Where’s the most romantic spot in Miami?
I would say a hotel on Miami Beach overlooking the ocean.
What community events are coming up or philanthropic groups are important to you that you might like to share?
The Miami Greek Festival at St. Andrews Greek Orthodox Church is November 15-17, 2019.
Also, we support the Pararescue Foundation which is dedicated to supporting US Air Force Pararescue and Combat Rescue Officers service members, veterans and their families.
Would you like to share a pitch about your law firm?
Sure. I work with businesses and individuals to help them effectively solve disputes about trademark, copyright, patent, and other business-related matters.
Is there a question that you would like to ask us?
(GB) How do you make your guacamole?
(A+W) We have to give the Avocados the credit. This is the time of the year when the Avocados start going from good to great. They have been so creamy this year. We use different varieties between July and February, each more creamy and tastier as the season progresses. This year, we learned that our Simmonds avocados are better a little less ripe, then fully soft. They have more flavor and better texture. In late November, we will have our Choquettes, which are the ones everyone asks for all year long. They are our favorites. As for how we make the guacamole – one batch is 20 lbs of avocados, 2 cups of red onions, 2 cups cilantro, 1 cup lime juice, 1/3 cup jalapeno and 1/3 cup of roasted garlic and 1/3 cup of salt.

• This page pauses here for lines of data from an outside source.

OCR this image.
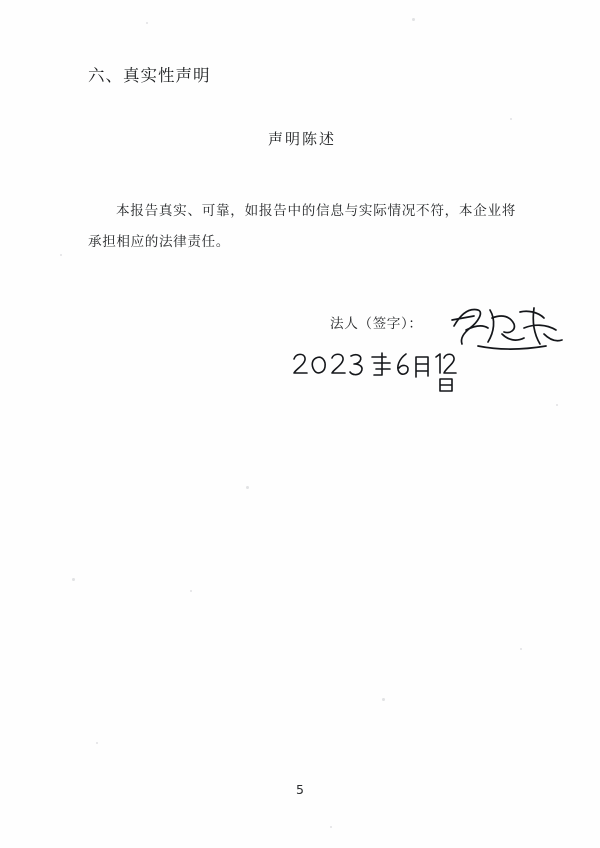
六、真实性声明
声明陈述
本报告真实、可靠，如报告中的信息与实际情况不符，本企业将承担相应的法律责任。
法人（签字）：
5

(GB) I’ve noticed, your guacamole has been lasting a long time in the fridge.
(A+W) Yes, Florida avocados don’t brown like the imported Hass varieties, so we find you can enjoy our guacamole for several days. Typically people think of the Florida varieties as watery – but this is mostly because they are picked months too soon to ship to stores. We start picking when they start dropping, so we know they are ready.
Is there a question or a challenge that you would like to pose to the community?
A challenge would be to focus on the quality of what you eat and make sure you exercise to the extent you can.